Agnieszka Holland, une cinéaste polonaise de 74 ans, n’a rien perdu de sa passion – ni de sa compassion. Ce drame brutal, en noir et blanc sombre, est le travail reconnaissable de la réalisatrice qui a réalisé Europa Europa en 1990. Il traite de la zone d’exclusion de la « frontière verte » entre la Pologne et la Biélorussie, devenue le lieu d’un calvaire apparemment sans fin pour les réfugiés.

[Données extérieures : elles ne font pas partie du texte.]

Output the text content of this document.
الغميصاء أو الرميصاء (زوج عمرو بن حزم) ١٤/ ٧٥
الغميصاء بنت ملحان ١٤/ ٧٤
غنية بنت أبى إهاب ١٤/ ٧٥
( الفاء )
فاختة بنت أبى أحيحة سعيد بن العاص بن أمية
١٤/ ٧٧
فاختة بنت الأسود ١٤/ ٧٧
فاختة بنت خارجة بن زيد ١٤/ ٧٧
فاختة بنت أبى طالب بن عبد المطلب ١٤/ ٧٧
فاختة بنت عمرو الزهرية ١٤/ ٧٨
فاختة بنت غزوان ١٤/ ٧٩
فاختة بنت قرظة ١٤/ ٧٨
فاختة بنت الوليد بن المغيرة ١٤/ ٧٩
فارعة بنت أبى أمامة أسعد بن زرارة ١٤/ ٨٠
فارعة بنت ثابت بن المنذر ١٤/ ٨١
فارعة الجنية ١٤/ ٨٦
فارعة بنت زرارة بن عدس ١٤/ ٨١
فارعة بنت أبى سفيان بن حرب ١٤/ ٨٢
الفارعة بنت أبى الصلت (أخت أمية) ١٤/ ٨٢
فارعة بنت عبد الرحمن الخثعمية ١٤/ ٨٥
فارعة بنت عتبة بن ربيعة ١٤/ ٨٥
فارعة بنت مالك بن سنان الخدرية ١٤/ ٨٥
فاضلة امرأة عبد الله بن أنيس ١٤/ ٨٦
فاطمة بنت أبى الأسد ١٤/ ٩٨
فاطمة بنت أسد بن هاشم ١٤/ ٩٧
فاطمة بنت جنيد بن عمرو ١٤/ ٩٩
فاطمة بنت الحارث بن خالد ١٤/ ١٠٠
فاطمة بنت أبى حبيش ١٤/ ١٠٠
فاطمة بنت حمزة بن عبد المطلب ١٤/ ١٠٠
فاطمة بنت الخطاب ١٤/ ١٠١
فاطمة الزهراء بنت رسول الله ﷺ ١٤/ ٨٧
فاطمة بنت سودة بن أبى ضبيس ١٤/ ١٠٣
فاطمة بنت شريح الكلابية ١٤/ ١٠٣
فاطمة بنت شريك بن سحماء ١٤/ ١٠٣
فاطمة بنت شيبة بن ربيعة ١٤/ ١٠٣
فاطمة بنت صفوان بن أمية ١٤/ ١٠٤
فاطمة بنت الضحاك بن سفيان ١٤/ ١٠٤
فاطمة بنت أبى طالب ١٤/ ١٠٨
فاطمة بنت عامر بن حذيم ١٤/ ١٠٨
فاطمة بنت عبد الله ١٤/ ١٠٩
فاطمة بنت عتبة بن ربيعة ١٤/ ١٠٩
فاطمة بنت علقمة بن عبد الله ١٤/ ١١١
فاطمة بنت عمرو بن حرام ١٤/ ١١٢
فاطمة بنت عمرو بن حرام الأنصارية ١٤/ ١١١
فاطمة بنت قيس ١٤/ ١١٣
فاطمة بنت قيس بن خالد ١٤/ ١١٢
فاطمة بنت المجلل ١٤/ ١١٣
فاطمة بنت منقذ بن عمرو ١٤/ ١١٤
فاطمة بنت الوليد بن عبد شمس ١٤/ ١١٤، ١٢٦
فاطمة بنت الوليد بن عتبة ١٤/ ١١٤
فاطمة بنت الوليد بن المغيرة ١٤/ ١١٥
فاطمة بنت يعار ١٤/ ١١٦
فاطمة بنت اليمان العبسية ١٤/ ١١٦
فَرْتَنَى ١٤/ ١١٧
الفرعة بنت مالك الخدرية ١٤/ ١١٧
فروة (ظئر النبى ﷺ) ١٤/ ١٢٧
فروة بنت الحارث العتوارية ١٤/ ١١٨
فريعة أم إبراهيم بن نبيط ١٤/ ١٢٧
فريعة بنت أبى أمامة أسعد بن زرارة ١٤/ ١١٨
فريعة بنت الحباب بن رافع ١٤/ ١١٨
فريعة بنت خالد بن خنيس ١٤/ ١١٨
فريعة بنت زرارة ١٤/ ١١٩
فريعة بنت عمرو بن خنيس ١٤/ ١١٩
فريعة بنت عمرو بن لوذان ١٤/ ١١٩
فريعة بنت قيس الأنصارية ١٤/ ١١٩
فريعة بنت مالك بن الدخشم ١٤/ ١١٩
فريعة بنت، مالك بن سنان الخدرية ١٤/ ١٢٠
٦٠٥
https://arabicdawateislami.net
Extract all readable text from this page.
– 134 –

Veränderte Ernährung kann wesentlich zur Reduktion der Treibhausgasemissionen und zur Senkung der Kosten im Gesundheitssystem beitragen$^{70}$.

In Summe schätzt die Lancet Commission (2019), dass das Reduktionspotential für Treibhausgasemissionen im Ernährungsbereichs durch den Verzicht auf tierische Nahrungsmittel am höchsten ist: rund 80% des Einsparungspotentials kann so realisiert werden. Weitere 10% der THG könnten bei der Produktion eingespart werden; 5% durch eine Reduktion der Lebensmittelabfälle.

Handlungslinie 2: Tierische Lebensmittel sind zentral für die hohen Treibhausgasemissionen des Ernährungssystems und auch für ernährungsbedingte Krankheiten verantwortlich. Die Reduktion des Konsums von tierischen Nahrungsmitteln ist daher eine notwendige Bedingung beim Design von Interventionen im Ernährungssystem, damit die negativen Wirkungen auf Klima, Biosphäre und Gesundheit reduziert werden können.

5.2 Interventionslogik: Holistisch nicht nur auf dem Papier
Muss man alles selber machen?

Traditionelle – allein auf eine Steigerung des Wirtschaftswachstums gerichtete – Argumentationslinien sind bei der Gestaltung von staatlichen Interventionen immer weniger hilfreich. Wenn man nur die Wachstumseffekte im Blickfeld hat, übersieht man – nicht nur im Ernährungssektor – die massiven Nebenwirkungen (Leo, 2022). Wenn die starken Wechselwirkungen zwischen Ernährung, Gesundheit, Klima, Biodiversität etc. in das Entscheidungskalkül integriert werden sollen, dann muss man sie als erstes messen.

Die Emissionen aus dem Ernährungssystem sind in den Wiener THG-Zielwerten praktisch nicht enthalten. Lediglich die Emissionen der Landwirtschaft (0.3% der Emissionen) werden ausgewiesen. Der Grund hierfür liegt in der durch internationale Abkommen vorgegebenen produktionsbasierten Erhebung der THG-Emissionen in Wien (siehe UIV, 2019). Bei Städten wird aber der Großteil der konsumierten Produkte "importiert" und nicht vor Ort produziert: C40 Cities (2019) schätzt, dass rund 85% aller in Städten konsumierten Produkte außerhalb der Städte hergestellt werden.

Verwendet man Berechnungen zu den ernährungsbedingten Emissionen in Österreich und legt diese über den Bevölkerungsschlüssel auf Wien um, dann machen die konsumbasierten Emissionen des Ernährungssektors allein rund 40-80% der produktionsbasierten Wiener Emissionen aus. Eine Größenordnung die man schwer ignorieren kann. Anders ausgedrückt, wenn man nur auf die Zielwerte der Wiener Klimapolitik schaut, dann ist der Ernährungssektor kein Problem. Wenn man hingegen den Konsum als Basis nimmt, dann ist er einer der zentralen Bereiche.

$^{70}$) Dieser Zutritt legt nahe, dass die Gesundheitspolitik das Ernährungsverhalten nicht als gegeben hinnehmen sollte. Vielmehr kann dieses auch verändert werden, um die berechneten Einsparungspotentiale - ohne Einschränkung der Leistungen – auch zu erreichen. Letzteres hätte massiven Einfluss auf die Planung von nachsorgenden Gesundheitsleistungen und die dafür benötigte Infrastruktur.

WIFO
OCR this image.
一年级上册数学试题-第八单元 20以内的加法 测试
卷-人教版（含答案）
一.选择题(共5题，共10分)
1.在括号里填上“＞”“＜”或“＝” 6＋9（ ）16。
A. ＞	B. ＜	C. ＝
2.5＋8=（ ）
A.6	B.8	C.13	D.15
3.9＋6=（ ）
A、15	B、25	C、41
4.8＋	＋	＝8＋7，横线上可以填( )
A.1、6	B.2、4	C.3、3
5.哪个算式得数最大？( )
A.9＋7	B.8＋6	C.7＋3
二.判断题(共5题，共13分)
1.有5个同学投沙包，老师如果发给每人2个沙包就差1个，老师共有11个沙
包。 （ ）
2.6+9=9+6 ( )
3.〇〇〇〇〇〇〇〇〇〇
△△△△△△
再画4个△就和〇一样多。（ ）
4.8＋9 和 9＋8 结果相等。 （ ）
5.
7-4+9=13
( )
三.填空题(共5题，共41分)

Le président biélorusse Alexandre Loukachenko a cyniquement permis l’admission de réfugiés ces dernières années, encourageant ainsi leur espoir de franchir facilement à pied la frontière en Pologne et dans l’Union européenne via la forêt de Białowieża, afin de punir et de saper l’Union européenne pour ses sanctions contre la Biélorussie. Il a effectivement transformé ces âmes désespérées en armes, et les gardes-frontières polonais, de plus en plus hostiles et agressifs, évitent la nécessité bureaucratique de nourrir et d’héberger ces arrivants dans des camps en les renvoyant simplement par-dessus la clôture barbelée, où ils vivent et meurent dans une terre désolée. La stratégie de « frontière verte » de la Biélorussie contribue à pousser la Pologne dans une xénophobie paranoïaque, précisément l’humeur géopolitique que Loukachenko (et Poutine) trouvent favorable.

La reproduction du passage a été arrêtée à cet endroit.